GOP Yanks Endorsement Of Racist US House Nominee

Media Matters reports:

The National Republican Campaign Committee (NRCC) today withdrew its support for New Jersey congressional candidate Seth Grossman, a right-wing pundit who has repeatedly made bigoted remarks. Grossman is the Republican nominee for New Jersey’s 2nd Congressional District. He is a lawyer who has also done stints as a radio host and newspaper columnist. Grossman received the NRCC’s backing on June 6 after he won his Republican primary contest (the Republican organization has since removed a statement about the endorsement from its website).

As Politico’s Zach Montellaro reported, NRCC Chairman Steve Stivers issued a statement today saying, in part: “Bigotry has no place in society — let alone the U.S. House of Representatives.
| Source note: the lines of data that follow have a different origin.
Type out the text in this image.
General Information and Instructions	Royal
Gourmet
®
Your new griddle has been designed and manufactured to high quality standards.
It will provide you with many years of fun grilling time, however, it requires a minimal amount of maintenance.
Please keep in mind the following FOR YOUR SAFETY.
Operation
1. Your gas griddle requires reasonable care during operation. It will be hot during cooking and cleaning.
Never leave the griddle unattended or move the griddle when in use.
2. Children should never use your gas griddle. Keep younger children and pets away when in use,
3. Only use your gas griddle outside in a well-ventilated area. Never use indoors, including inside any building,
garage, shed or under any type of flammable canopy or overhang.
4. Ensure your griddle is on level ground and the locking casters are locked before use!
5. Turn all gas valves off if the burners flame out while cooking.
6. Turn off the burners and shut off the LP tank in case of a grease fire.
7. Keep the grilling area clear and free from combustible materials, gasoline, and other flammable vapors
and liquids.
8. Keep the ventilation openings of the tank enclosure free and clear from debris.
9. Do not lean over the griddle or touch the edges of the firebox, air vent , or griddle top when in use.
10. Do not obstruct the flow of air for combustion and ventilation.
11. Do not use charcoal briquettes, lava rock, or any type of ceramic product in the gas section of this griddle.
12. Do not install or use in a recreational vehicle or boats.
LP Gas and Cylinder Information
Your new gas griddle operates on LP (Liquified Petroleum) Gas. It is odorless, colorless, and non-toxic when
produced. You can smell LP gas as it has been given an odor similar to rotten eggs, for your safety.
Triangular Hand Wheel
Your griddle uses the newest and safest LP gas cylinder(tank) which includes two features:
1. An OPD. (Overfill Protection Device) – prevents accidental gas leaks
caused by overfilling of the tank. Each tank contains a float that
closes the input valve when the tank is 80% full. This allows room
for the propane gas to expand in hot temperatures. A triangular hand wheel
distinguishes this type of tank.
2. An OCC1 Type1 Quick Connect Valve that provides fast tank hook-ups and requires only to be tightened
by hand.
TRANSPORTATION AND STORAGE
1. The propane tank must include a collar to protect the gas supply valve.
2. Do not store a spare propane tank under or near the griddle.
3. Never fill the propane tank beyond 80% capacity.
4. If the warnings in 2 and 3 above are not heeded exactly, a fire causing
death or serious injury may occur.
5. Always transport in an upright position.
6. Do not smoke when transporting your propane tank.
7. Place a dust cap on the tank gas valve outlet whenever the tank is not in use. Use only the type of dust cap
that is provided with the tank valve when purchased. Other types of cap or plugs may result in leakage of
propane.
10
The NRCC withdraws our support of Seth Grossman and calls on him to reconsider his candidacy.”

The statement was released hours after Media Matters reported that Grossman promoted white nationalist propaganda. In December 2014, he endorsed an openly racist piece on the white nationalist website American Renaissance that claimed Black people “are different by almost any measure to all other people. They cannot reason as well. They cannot communicate as well. They cannot control their impulses as well. They are a threat to all who cross their paths, black and non-black alike.”
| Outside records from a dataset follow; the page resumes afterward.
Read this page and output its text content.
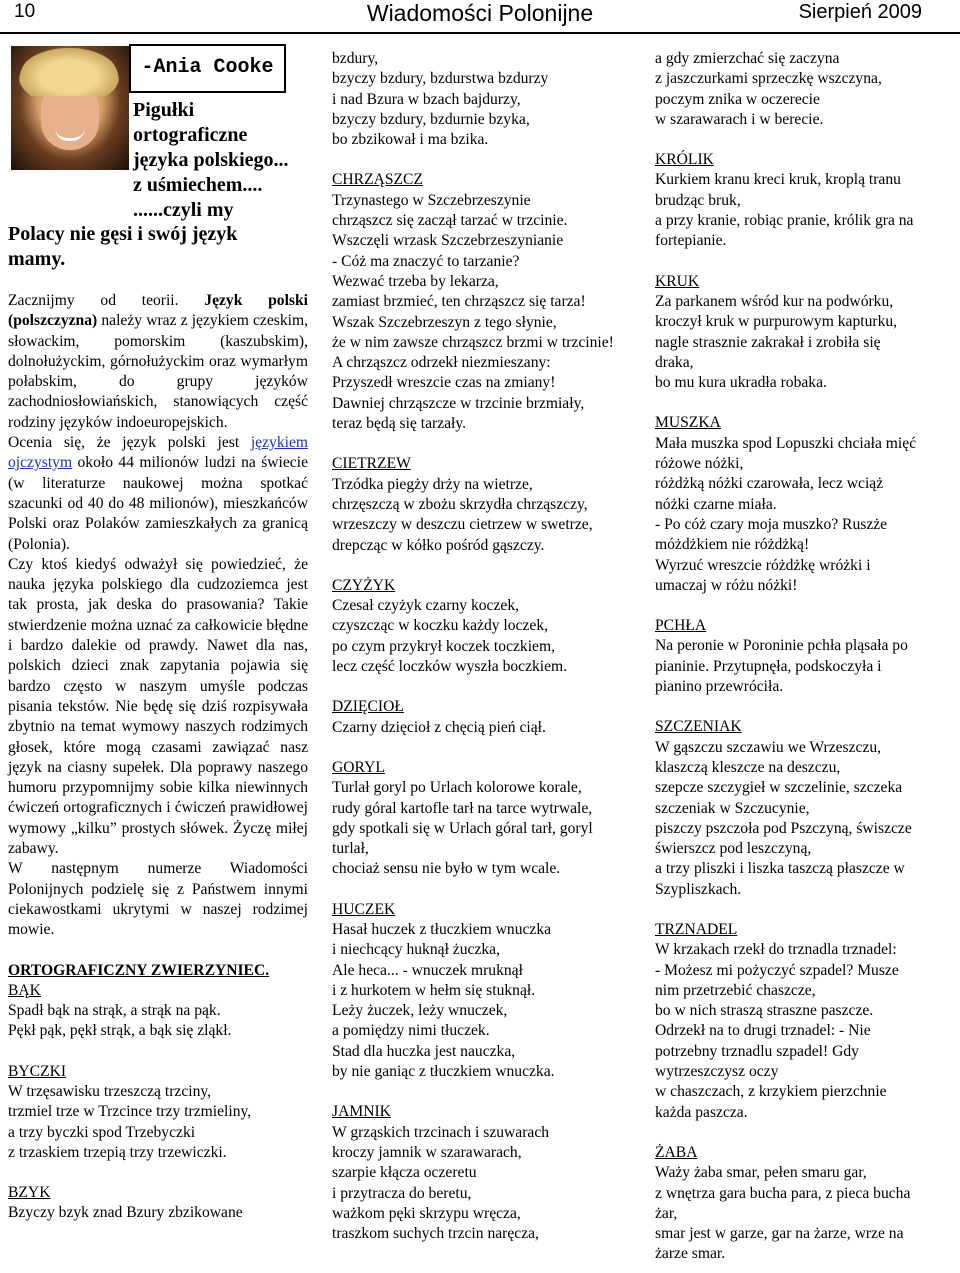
10	Wiadomości Polonijne	Sierpień 2009
-Ania Cooke
Pigułki
ortograficzne
języka polskiego...
z uśmiechem....
......czyli my
Polacy nie gęsi i swój język
mamy.

Zacznijmy od teorii. Język polski (polszczyzna) należy wraz z językiem czeskim, słowackim, pomorskim (kaszubskim), dolnołużyckim, górnołużyckim oraz wymarłym połabskim, do grupy języków zachodniosłowiańskich, stanowiących część rodziny języków indoeuropejskich.

Ocenia się, że język polski jest językiem ojczystym około 44 milionów ludzi na świecie (w literaturze naukowej można spotkać szacunki od 40 do 48 milionów), mieszkańców Polski oraz Polaków zamieszkałych za granicą (Polonia).

Czy ktoś kiedyś odważył się powiedzieć, że nauka języka polskiego dla cudzoziemca jest tak prosta, jak deska do prasowania? Takie stwierdzenie można uznać za całkowicie błędne i bardzo dalekie od prawdy. Nawet dla nas, polskich dzieci znak zapytania pojawia się bardzo często w naszym umyśle podczas pisania tekstów. Nie będę się dziś rozpisywała zbytnio na temat wymowy naszych rodzimych głosek, które mogą czasami zawiązać nasz język na ciasny supełek. Dla poprawy naszego humoru przypomnijmy sobie kilka niewinnych ćwiczeń ortograficznych i ćwiczeń prawidłowej wymowy „kilku” prostych słówek. Życzę miłej zabawy.

W następnym numerze Wiadomości Polonijnych podzielę się z Państwem innymi ciekawostkami ukrytymi w naszej rodzimej mowie.

ORTOGRAFICZNY ZWIERZYNIEC.
BĄK
Spadł bąk na strąk, a strąk na pąk.
Pękł pąk, pękł strąk, a bąk się zląkł.
BYCZKI
W trzęsawisku trzeszczą trzciny,
trzmiel trze w Trzcince trzy trzmieliny,
a trzy byczki spod Trzebyczki
z trzaskiem trzepią trzy trzewiczki.
BZYK
Bzyczy bzyk znad Bzury zbzikowane
bzdury,
bzyczy bzdury, bzdurstwa bzdurzy
i nad Bzura w bzach bajdurzy,
bzyczy bzdury, bzdurnie bzyka,
bo zbzikował i ma bzika.
CHRZĄSZCZ
Trzynastego w Szczebrzeszynie
chrząszcz się zaczął tarzać w trzcinie.
Wszczęli wrzask Szczebrzeszynianie
- Cóż ma znaczyć to tarzanie?
Wezwać trzeba by lekarza,
zamiast brzmieć, ten chrząszcz się tarza!
Wszak Szczebrzeszyn z tego słynie,
że w nim zawsze chrząszcz brzmi w trzcinie!
A chrząszcz odrzekł niezmieszany:
Przyszedł wreszcie czas na zmiany!
Dawniej chrząszcze w trzcinie brzmiały,
teraz będą się tarzały.
CIETRZEW
Trzódka piegży drży na wietrze,
chrzęszczą w zbożu skrzydła chrząszczy,
wrzeszczy w deszczu cietrzew w swetrze,
drepcząc w kółko pośród gąszczy.
CZYŻYK
Czesał czyżyk czarny koczek,
czyszcząc w koczku każdy loczek,
po czym przykrył koczek toczkiem,
lecz część loczków wyszła boczkiem.
DZIĘCIOŁ
Czarny dzięcioł z chęcią pień ciął.
GORYL
Turlał goryl po Urlach kolorowe korale,
rudy góral kartofle tarł na tarce wytrwale,
gdy spotkali się w Urlach góral tarł, goryl
turlał,
chociaż sensu nie było w tym wcale.
HUCZEK
Hasał huczek z tłuczkiem wnuczka
i niechcący huknął żuczka,
Ale heca... - wnuczek mruknął
i z hurkotem w hełm się stuknął.
Leży żuczek, leży wnuczek,
a pomiędzy nimi tłuczek.
Stad dla huczka jest nauczka,
by nie ganiąc z tłuczkiem wnuczka.
JAMNIK
W grząskich trzcinach i szuwarach
kroczy jamnik w szarawarach,
szarpie kłącza oczeretu
i przytracza do beretu,
ważkom pęki skrzypu wręcza,
traszkom suchych trzcin naręcza,
a gdy zmierzchać się zaczyna
z jaszczurkami sprzeczkę wszczyna,
poczym znika w oczerecie
w szarawarach i w berecie.
KRÓLIK
Kurkiem kranu kreci kruk, kroplą tranu
brudząc bruk,
a przy kranie, robiąc pranie, królik gra na
fortepianie.
KRUK
Za parkanem wśród kur na podwórku,
kroczył kruk w purpurowym kapturku,
nagle strasznie zakrakał i zrobiła się
draka,
bo mu kura ukradła robaka.
MUSZKA
Mała muszka spod Lopuszki chciała mięć
różowe nóżki,
różdżką nóżki czarowała, lecz wciąż
nóżki czarne miała.
- Po cóż czary moja muszko? Ruszże
móżdżkiem nie różdżką!
Wyrzuć wreszcie różdżkę wróżki i
umaczaj w różu nóżki!
PCHŁA
Na peronie w Poroninie pchła pląsała po
pianinie. Przytupnęła, podskoczyła i
pianino przewróciła.
SZCZENIAK
W gąszczu szczawiu we Wrzeszczu,
klaszczą kleszcze na deszczu,
szepcze szczygieł w szczelinie, szczeka
szczeniak w Szczucynie,
piszczy pszczoła pod Pszczyną, świszcze
świerszcz pod leszczyną,
a trzy pliszki i liszka taszczą płaszcze w
Szypliszkach.
TRZNADEL
W krzakach rzekł do trznadla trznadel:
- Możesz mi pożyczyć szpadel? Musze
nim przetrzebić chaszcze,
bo w nich straszą straszne paszcze.
Odrzekł na to drugi trznadel: - Nie
potrzebny trznadlu szpadel! Gdy
wytrzeszczysz oczy
w chaszczach, z krzykiem pierzchnie
każda paszcza.
ŻABA
Waży żaba smar, pełen smaru gar,
z wnętrza gara bucha para, z pieca bucha
żar,
smar jest w garze, gar na żarze, wrze na
żarze smar.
Last November, incumbent GOP Rep. Frank LoBiondo announced his retirement. But don’t get too excited about the Democratic nominee:



Jeff Van Drew has voted against raising the minimum wage and gay marriage. He often sides with industry on environmental issues and carries an A rating from the NRA. And he’s the odds-on favorite to be New Jersey’s newest Democratic congressman.
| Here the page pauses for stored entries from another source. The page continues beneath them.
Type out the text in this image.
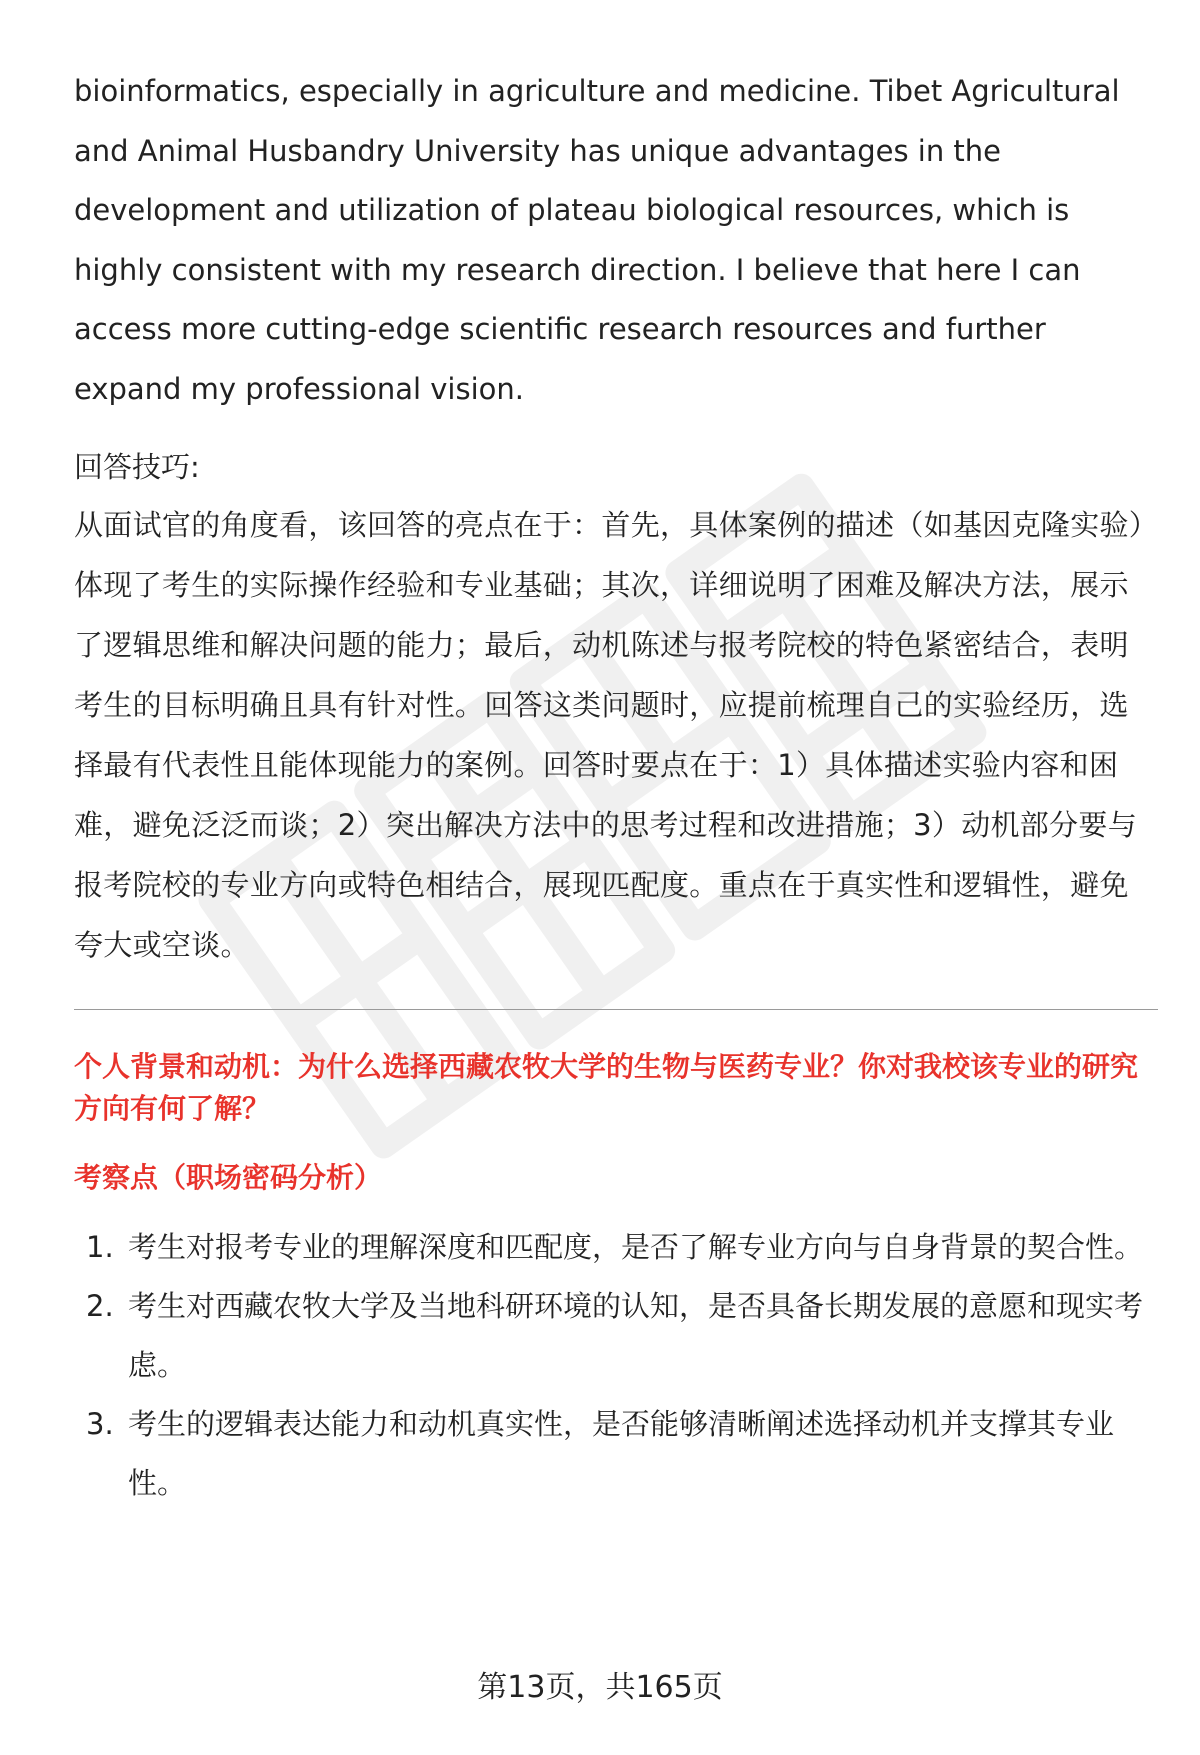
bioinformatics, especially in agriculture and medicine. Tibet Agricultural and Animal Husbandry University has unique advantages in the development and utilization of plateau biological resources, which is highly consistent with my research direction. I believe that here I can access more cutting-edge scientific research resources and further expand my professional vision.

回答技巧:

从面试官的角度看，该回答的亮点在于：首先，具体案例的描述（如基因克隆实验）体现了考生的实际操作经验和专业基础；其次，详细说明了困难及解决方法，展示了逻辑思维和解决问题的能力；最后，动机陈述与报考院校的特色紧密结合，表明考生的目标明确且具有针对性。回答这类问题时，应提前梳理自己的实验经历，选择最有代表性且能体现能力的案例。回答时要点在于：1）具体描述实验内容和困难，避免泛泛而谈；2）突出解决方法中的思考过程和改进措施；3）动机部分要与报考院校的专业方向或特色相结合，展现匹配度。重点在于真实性和逻辑性，避免夸大或空谈。

个人背景和动机：为什么选择西藏农牧大学的生物与医药专业？你对我校该专业的研究方向有何了解？

考察点（职场密码分析）
1. 考生对报考专业的理解深度和匹配度，是否了解专业方向与自身背景的契合性。
2. 考生对西藏农牧大学及当地科研环境的认知，是否具备长期发展的意愿和现实考虑。
3. 考生的逻辑表达能力和动机真实性，是否能够清晰阐述选择动机并支撑其专业性。
第13页，共165页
In the party’s first real crack at winning the South Jersey-based district held by retiring Rep. Frank LoBiondo (R-N.J.) for more than two decades, the Democratic Party establishment — at every level — is throwing its collective weight behind Van Drew, leaving local progressives baffled, frustrated and more than a little angry.

The anger has spilled out into public forums. At one, high school student Emily McGrath confronted Van Drew — who had one day earlier told her class he did not accept donations from the NRA — about a $1,000 donation she had discovered. The videotaped confrontation, in which McGrath said “Senator, you lied,” made headlines around the state.